The Federal Reserve remains poised to start raising U.S. interest rates by mid-2015, according to a Reuters poll of economists, but at a pace that's well short of what Fed officials themselves say would be appropriate.
The latest poll, conducted Nov. 7-13, showed that economists also expect the job market to continue to strengthen and inflation to trend higher.
Twenty-four of 43 economists polled by Reuters said the Fed will likely start raising short-term interest rates in June of next year.
Seven expected an earlier start, while 11 believed the first rise will come in September or later.
"If we still get softer, weaker inflation numbers, the markets are certainly going to wonder — is the Fed in position to raise rates in mid-2015 like they've been saying," said Sam Bullard, senior economist at Wells Fargo, who predicts a June 2015 rate rise.
If there is no pickup in inflation, and particularly in wages, "that's certainly going to be ammunition for Chair (Janet) Yellen and the doves there for rates to continue where they are for a little bit longer."
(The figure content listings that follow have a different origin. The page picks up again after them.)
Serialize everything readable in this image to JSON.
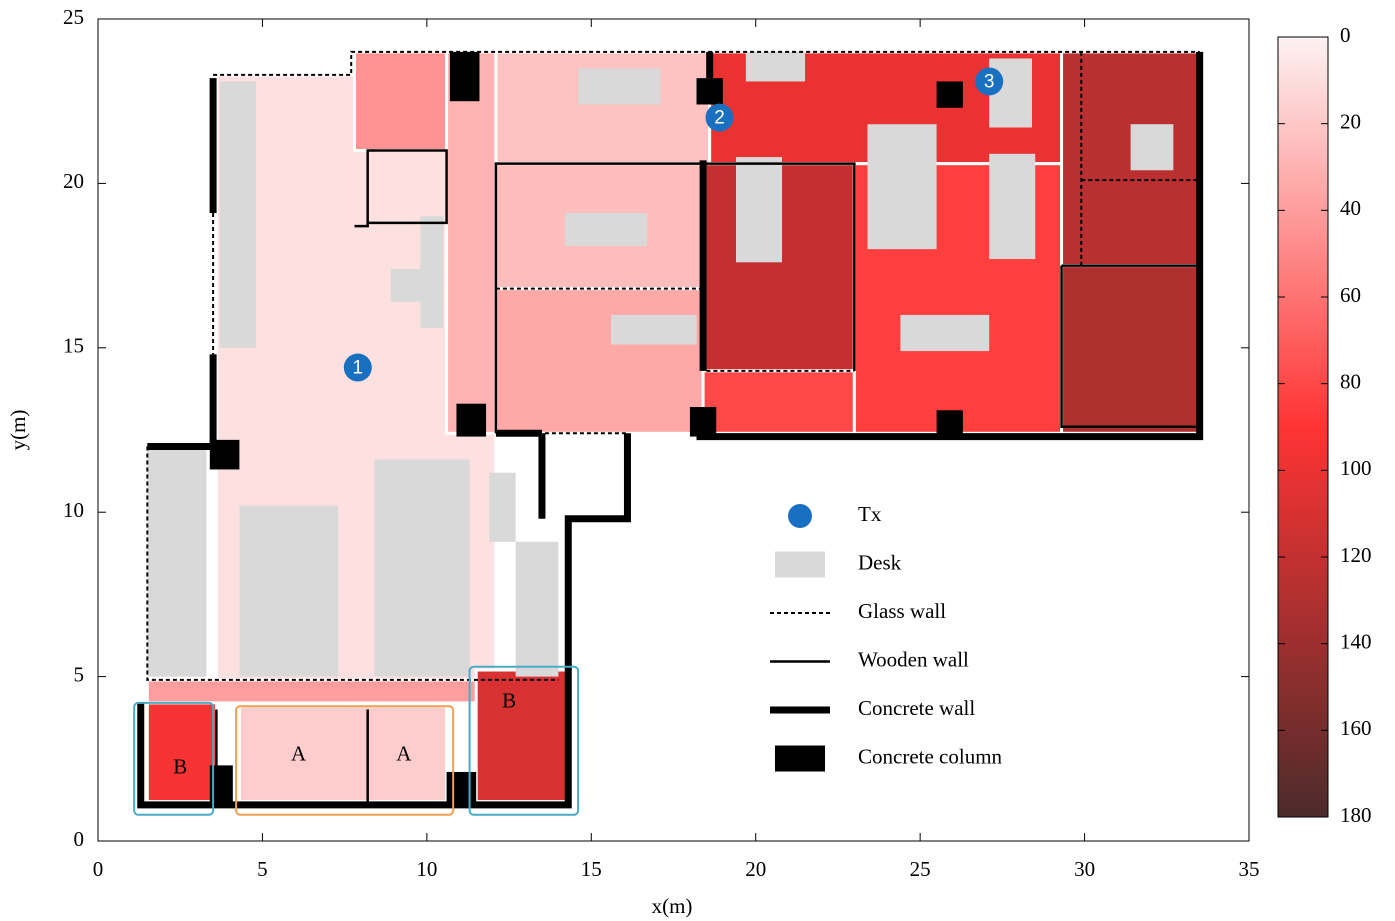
{
  "chart_data": {
    "type": "floorplan-heatmap",
    "xlabel": "x(m)",
    "ylabel": "y(m)",
    "xlim": [
      0,
      35
    ],
    "ylim": [
      0,
      25
    ],
    "xticks": [
      0,
      5,
      10,
      15,
      20,
      25,
      30,
      35
    ],
    "yticks": [
      0,
      5,
      10,
      15,
      20,
      25
    ],
    "colorbar": {
      "lim": [
        0,
        180
      ],
      "ticks": [
        0,
        20,
        40,
        60,
        80,
        100,
        120,
        140,
        160,
        180
      ],
      "colors": [
        "#fdf2f2",
        "#ff3333",
        "#4d2b2b"
      ]
    },
    "regions": [
      {
        "bounds": [
          3.6,
          4.6,
          12.1,
          23.3
        ],
        "value": 8
      },
      {
        "bounds": [
          7.8,
          21,
          10.6,
          24
        ],
        "value": 45
      },
      {
        "bounds": [
          10.6,
          12.4,
          12.1,
          24
        ],
        "value": 30
      },
      {
        "bounds": [
          12.1,
          20.6,
          18.6,
          24
        ],
        "value": 22
      },
      {
        "bounds": [
          12.1,
          16.8,
          18.4,
          20.6
        ],
        "value": 25
      },
      {
        "bounds": [
          12.1,
          12.4,
          18.4,
          16.8
        ],
        "value": 35
      },
      {
        "bounds": [
          18.6,
          20.6,
          29.3,
          24
        ],
        "value": 100
      },
      {
        "bounds": [
          18.4,
          14.3,
          23,
          20.6
        ],
        "value": 120
      },
      {
        "bounds": [
          18.4,
          12.4,
          23,
          14.3
        ],
        "value": 80
      },
      {
        "bounds": [
          23,
          12.4,
          29.3,
          20.6
        ],
        "value": 85
      },
      {
        "bounds": [
          29.3,
          17.5,
          33.5,
          24
        ],
        "value": 125
      },
      {
        "bounds": [
          29.3,
          12.4,
          33.5,
          17.5
        ],
        "value": 130
      },
      {
        "bounds": [
          1.5,
          4.2,
          14.0,
          4.9
        ],
        "value": 40
      },
      {
        "bounds": [
          1.5,
          1.2,
          3.6,
          4.2
        ],
        "value": 95
      },
      {
        "bounds": [
          4.3,
          1.2,
          10.6,
          4.1
        ],
        "value": 18
      },
      {
        "bounds": [
          11.5,
          1.2,
          14.3,
          5.2
        ],
        "value": 110
      }
    ],
    "desks": [
      [
        3.7,
        15.0,
        4.8,
        23.1
      ],
      [
        1.5,
        5.0,
        3.3,
        12.0
      ],
      [
        4.3,
        5.0,
        7.3,
        10.2
      ],
      [
        8.4,
        5.0,
        11.3,
        11.6
      ],
      [
        11.9,
        9.1,
        12.7,
        11.2
      ],
      [
        12.7,
        5.0,
        14.0,
        9.1
      ],
      [
        8.9,
        16.4,
        10.4,
        17.4
      ],
      [
        9.8,
        15.6,
        10.5,
        19.0
      ],
      [
        14.2,
        18.1,
        16.7,
        19.1
      ],
      [
        15.6,
        15.1,
        18.2,
        16.0
      ],
      [
        14.6,
        22.4,
        17.1,
        23.5
      ],
      [
        19.4,
        17.6,
        20.8,
        20.8
      ],
      [
        23.4,
        18.0,
        25.5,
        21.8
      ],
      [
        24.4,
        14.9,
        27.1,
        16.0
      ],
      [
        27.1,
        17.7,
        28.5,
        20.9
      ],
      [
        27.1,
        21.7,
        28.4,
        23.8
      ],
      [
        19.7,
        23.1,
        21.5,
        24.0
      ],
      [
        31.4,
        20.4,
        32.7,
        21.8
      ]
    ],
    "concrete_walls": [
      [
        [
          3.5,
          23.2
        ],
        [
          3.5,
          19.1
        ]
      ],
      [
        [
          3.5,
          14.8
        ],
        [
          3.5,
          12.0
        ]
      ],
      [
        [
          1.5,
          12.0
        ],
        [
          3.5,
          12.0
        ]
      ],
      [
        [
          1.3,
          4.2
        ],
        [
          1.3,
          1.1
        ],
        [
          14.3,
          1.1
        ],
        [
          14.3,
          9.8
        ],
        [
          16.1,
          9.8
        ],
        [
          16.1,
          12.4
        ]
      ],
      [
        [
          13.5,
          12.4
        ],
        [
          13.5,
          9.8
        ]
      ],
      [
        [
          12.1,
          12.4
        ],
        [
          13.5,
          12.4
        ]
      ],
      [
        [
          18.2,
          12.3
        ],
        [
          33.5,
          12.3
        ],
        [
          33.5,
          24.0
        ]
      ],
      [
        [
          18.4,
          14.3
        ],
        [
          18.4,
          20.7
        ]
      ],
      [
        [
          18.6,
          23.2
        ],
        [
          18.6,
          24.0
        ]
      ]
    ],
    "glass_walls": [
      [
        [
          3.5,
          23.3
        ],
        [
          7.7,
          23.3
        ],
        [
          7.7,
          24.0
        ],
        [
          33.5,
          24.0
        ]
      ],
      [
        [
          3.5,
          19.1
        ],
        [
          3.5,
          14.8
        ]
      ],
      [
        [
          1.5,
          12.0
        ],
        [
          1.5,
          4.9
        ],
        [
          14.0,
          4.9
        ]
      ],
      [
        [
          12.1,
          12.4
        ],
        [
          16.1,
          12.4
        ]
      ],
      [
        [
          12.1,
          16.8
        ],
        [
          18.4,
          16.8
        ]
      ],
      [
        [
          18.5,
          14.3
        ],
        [
          23.0,
          14.3
        ]
      ],
      [
        [
          29.9,
          24.0
        ],
        [
          29.9,
          17.5
        ]
      ],
      [
        [
          29.9,
          20.1
        ],
        [
          33.5,
          20.1
        ]
      ]
    ],
    "wooden_walls": [
      [
        [
          12.1,
          12.4
        ],
        [
          12.1,
          20.6
        ],
        [
          23.0,
          20.6
        ],
        [
          23.0,
          14.3
        ]
      ],
      [
        [
          7.8,
          18.7
        ],
        [
          8.2,
          18.7
        ],
        [
          8.2,
          21.0
        ],
        [
          10.6,
          21.0
        ],
        [
          10.6,
          18.8
        ],
        [
          8.2,
          18.8
        ]
      ],
      [
        [
          8.2,
          1.2
        ],
        [
          8.2,
          4.0
        ]
      ],
      [
        [
          3.6,
          1.2
        ],
        [
          3.6,
          4.0
        ]
      ],
      [
        [
          29.3,
          17.5
        ],
        [
          33.5,
          17.5
        ],
        [
          33.5,
          12.6
        ],
        [
          29.3,
          12.6
        ],
        [
          29.3,
          17.5
        ]
      ]
    ],
    "columns": [
      [
        10.7,
        22.5,
        11.6,
        24.0
      ],
      [
        18.2,
        22.4,
        19.0,
        23.2
      ],
      [
        25.5,
        22.3,
        26.3,
        23.1
      ],
      [
        3.4,
        11.3,
        4.3,
        12.2
      ],
      [
        10.9,
        12.3,
        11.8,
        13.3
      ],
      [
        18.0,
        12.3,
        18.8,
        13.2
      ],
      [
        25.5,
        12.3,
        26.3,
        13.1
      ],
      [
        3.4,
        1.1,
        4.1,
        2.3
      ],
      [
        10.6,
        1.1,
        11.5,
        2.1
      ]
    ],
    "tx": [
      {
        "label": "1",
        "x": 7.9,
        "y": 14.4
      },
      {
        "label": "2",
        "x": 18.9,
        "y": 22.0
      },
      {
        "label": "3",
        "x": 27.1,
        "y": 23.1
      }
    ],
    "annotations": [
      {
        "text": "A",
        "box": [
          4.2,
          0.8,
          10.8,
          4.1
        ],
        "color": "#f0a050",
        "x": 6.1,
        "y": 2.6
      },
      {
        "text": "A",
        "x": 9.3,
        "y": 2.6,
        "color": "#f0a050"
      },
      {
        "text": "B",
        "box": [
          1.1,
          0.8,
          3.5,
          4.2
        ],
        "color": "#4aaac8",
        "x": 2.5,
        "y": 2.2
      },
      {
        "text": "B",
        "box": [
          11.3,
          0.8,
          14.6,
          5.3
        ],
        "color": "#4aaac8",
        "x": 12.5,
        "y": 4.2
      }
    ],
    "legend": [
      "Tx",
      "Desk",
      "Glass wall",
      "Wooden wall",
      "Concrete wall",
      "Concrete column"
    ]
  }
}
The Fed has kept rates near zero since December 2008, and last month reiterated a promise to keep them there for a "considerable time." But it said rates would rise sooner if the economy does better than expected, and later if it does worse.
Traders are mostly pricing in a September rate hike, with trading in fed fund futures implying they see just a 22 percent chance of it happening in June 2015.
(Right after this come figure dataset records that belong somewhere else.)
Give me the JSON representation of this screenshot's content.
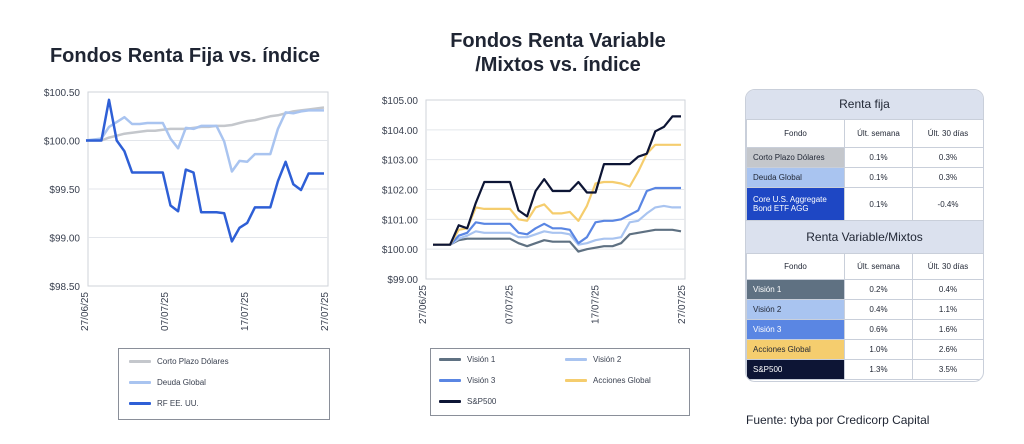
{
  "chart_data": [
    {
      "type": "line",
      "title": "Fondos Renta Fija vs. índice",
      "x_ticks": [
        "27/06/25",
        "07/07/25",
        "17/07/25",
        "27/07/25"
      ],
      "y_ticks": [
        "$100.50",
        "$100.00",
        "$99.50",
        "$99.00",
        "$98.50"
      ],
      "ylim": [
        98.5,
        100.5
      ],
      "series": [
        {
          "name": "Corto Plazo Dólares",
          "color": "#c4c7cc",
          "values": [
            100.0,
            100.0,
            100.0,
            100.03,
            100.05,
            100.07,
            100.08,
            100.09,
            100.1,
            100.1,
            100.11,
            100.12,
            100.12,
            100.12,
            100.13,
            100.14,
            100.14,
            100.15,
            100.15,
            100.16,
            100.18,
            100.2,
            100.21,
            100.23,
            100.25,
            100.26,
            100.28,
            100.3,
            100.31,
            100.32,
            100.33,
            100.34
          ]
        },
        {
          "name": "Deuda Global",
          "color": "#a9c4f0",
          "values": [
            100.0,
            100.01,
            100.02,
            100.14,
            100.19,
            100.24,
            100.17,
            100.17,
            100.18,
            100.18,
            100.18,
            100.02,
            99.92,
            100.13,
            100.12,
            100.15,
            100.15,
            100.15,
            99.99,
            99.68,
            99.79,
            99.78,
            99.86,
            99.86,
            99.86,
            100.12,
            100.29,
            100.28,
            100.3,
            100.31,
            100.31,
            100.31
          ]
        },
        {
          "name": "RF EE. UU.",
          "color": "#2e5fd6",
          "values": [
            100.0,
            100.0,
            100.0,
            100.42,
            100.0,
            99.89,
            99.67,
            99.67,
            99.67,
            99.67,
            99.67,
            99.33,
            99.27,
            99.7,
            99.67,
            99.26,
            99.26,
            99.26,
            99.25,
            98.96,
            99.1,
            99.15,
            99.31,
            99.31,
            99.31,
            99.58,
            99.78,
            99.55,
            99.49,
            99.66,
            99.66,
            99.66
          ]
        }
      ]
    },
    {
      "type": "line",
      "title": [
        "Fondos Renta Variable",
        "/Mixtos vs. índice"
      ],
      "x_ticks": [
        "27/06/25",
        "07/07/25",
        "17/07/25",
        "27/07/25"
      ],
      "y_ticks": [
        "$105.00",
        "$104.00",
        "$103.00",
        "$102.00",
        "$101.00",
        "$100.00",
        "$99.00"
      ],
      "ylim": [
        99.0,
        105.0
      ],
      "series": [
        {
          "name": "Visión 1",
          "color": "#5f7182",
          "values": [
            100.15,
            100.15,
            100.15,
            100.3,
            100.35,
            100.35,
            100.35,
            100.35,
            100.35,
            100.35,
            100.2,
            100.1,
            100.2,
            100.3,
            100.25,
            100.25,
            100.25,
            99.92,
            100.0,
            100.05,
            100.1,
            100.1,
            100.2,
            100.5,
            100.55,
            100.6,
            100.65,
            100.65,
            100.65,
            100.6
          ]
        },
        {
          "name": "Visión 2",
          "color": "#a9c4f0",
          "values": [
            100.15,
            100.15,
            100.15,
            100.35,
            100.45,
            100.6,
            100.55,
            100.55,
            100.55,
            100.55,
            100.4,
            100.4,
            100.5,
            100.6,
            100.55,
            100.55,
            100.5,
            100.15,
            100.2,
            100.3,
            100.35,
            100.35,
            100.4,
            100.9,
            100.95,
            101.2,
            101.4,
            101.45,
            101.4,
            101.4
          ]
        },
        {
          "name": "Visión 3",
          "color": "#5a86e3",
          "values": [
            100.15,
            100.15,
            100.15,
            100.45,
            100.55,
            100.9,
            100.85,
            100.85,
            100.85,
            100.85,
            100.55,
            100.5,
            100.7,
            100.85,
            100.7,
            100.7,
            100.65,
            100.2,
            100.4,
            100.9,
            100.95,
            100.95,
            101.0,
            101.15,
            101.3,
            101.95,
            102.05,
            102.05,
            102.05,
            102.05
          ]
        },
        {
          "name": "Acciones Global",
          "color": "#f5cd6e",
          "values": [
            100.15,
            100.15,
            100.15,
            100.65,
            100.7,
            101.4,
            101.35,
            101.35,
            101.35,
            101.35,
            101.0,
            100.95,
            101.4,
            101.5,
            101.2,
            101.2,
            101.25,
            100.95,
            101.45,
            102.2,
            102.25,
            102.25,
            102.2,
            102.1,
            102.6,
            103.2,
            103.5,
            103.5,
            103.5,
            103.5
          ]
        },
        {
          "name": "S&P500",
          "color": "#0d1535",
          "values": [
            100.15,
            100.15,
            100.15,
            100.8,
            100.7,
            101.55,
            102.25,
            102.25,
            102.25,
            102.25,
            101.3,
            101.1,
            101.95,
            102.35,
            101.95,
            101.95,
            101.95,
            102.25,
            101.9,
            101.9,
            102.85,
            102.85,
            102.85,
            102.85,
            103.1,
            103.2,
            103.95,
            104.1,
            104.45,
            104.45
          ]
        }
      ]
    }
  ],
  "table": {
    "fixed_title": "Renta fija",
    "variable_title": "Renta Variable/Mixtos",
    "col_fondo": "Fondo",
    "col_week": "Últ. semana",
    "col_30": "Últ. 30 días",
    "fixed_rows": [
      {
        "name": "Corto Plazo Dólares",
        "week": "0.1%",
        "d30": "0.3%",
        "bg": "#c4c7cc",
        "fg": "#1f2533"
      },
      {
        "name": "Deuda Global",
        "week": "0.1%",
        "d30": "0.3%",
        "bg": "#a9c4f0",
        "fg": "#1f2533"
      },
      {
        "name": "Core U.S. Aggregate Bond ETF AGG",
        "week": "0.1%",
        "d30": "-0.4%",
        "bg": "#1e47c4",
        "fg": "#ffffff"
      }
    ],
    "variable_rows": [
      {
        "name": "Visión 1",
        "week": "0.2%",
        "d30": "0.4%",
        "bg": "#5f7182",
        "fg": "#ffffff"
      },
      {
        "name": "Visión 2",
        "week": "0.4%",
        "d30": "1.1%",
        "bg": "#a9c4f0",
        "fg": "#1f2533"
      },
      {
        "name": "Visión 3",
        "week": "0.6%",
        "d30": "1.6%",
        "bg": "#5a86e3",
        "fg": "#ffffff"
      },
      {
        "name": "Acciones Global",
        "week": "1.0%",
        "d30": "2.6%",
        "bg": "#f5cd6e",
        "fg": "#1f2533"
      },
      {
        "name": "S&P500",
        "week": "1.3%",
        "d30": "3.5%",
        "bg": "#0d1535",
        "fg": "#ffffff"
      }
    ]
  },
  "source_note": "Fuente: tyba por Credicorp Capital"
}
Most comments and forecasts by Fed officials have suggested the first rate rise will come around the middle of next year.
Asked whether bond and rate markets were mis-pricing the likely series of rate hikes once the Fed begins tightening, 22 of 30 economists said 'yes,' with a large majority saying they were under-pricing that rate path.
Economists, for their part, see a shallower rate-hike trajectory than Fed officials.
The median forecast of 38 economists for the federal funds rate at the end of 2016 was 2.20 percent, compared with policymakers' median forecast of 2.88 percent. By the end of 2017, 31 economists projected a median federal funds rate of 3.30 percent; policymakers' median forecast was 3.75 percent.
Top Wall Street firms polled by Reuters last week saw a trajectory midway between that of the broader group of economists in the latest survey, and Fed policymakers.
The poll follows a government report that showed a decline in the U.S. jobless rate to 5.8 percent in October, lending weight to the Fed's assertion at its most recent meeting that slack in the labor market is diminishing.
Economists predicted gross domestic product growth will average 2.2 percent in 2014, rising to 3 percent in 2015 and back down to 2.8 percent in 2016.
The unemployment rate is seen dropping to an average of 5.5 percent next year and 5.3 percent in 2016, while core CPI inflation, a key concern for the Fed, is expected to rise to 1.9 percent in 2015 and 2.2 percent in 2016.
CPI often runs about half a percentage point higher than the Fed's preferred gauge of inflation, by which it measures progress toward a 2-percent target.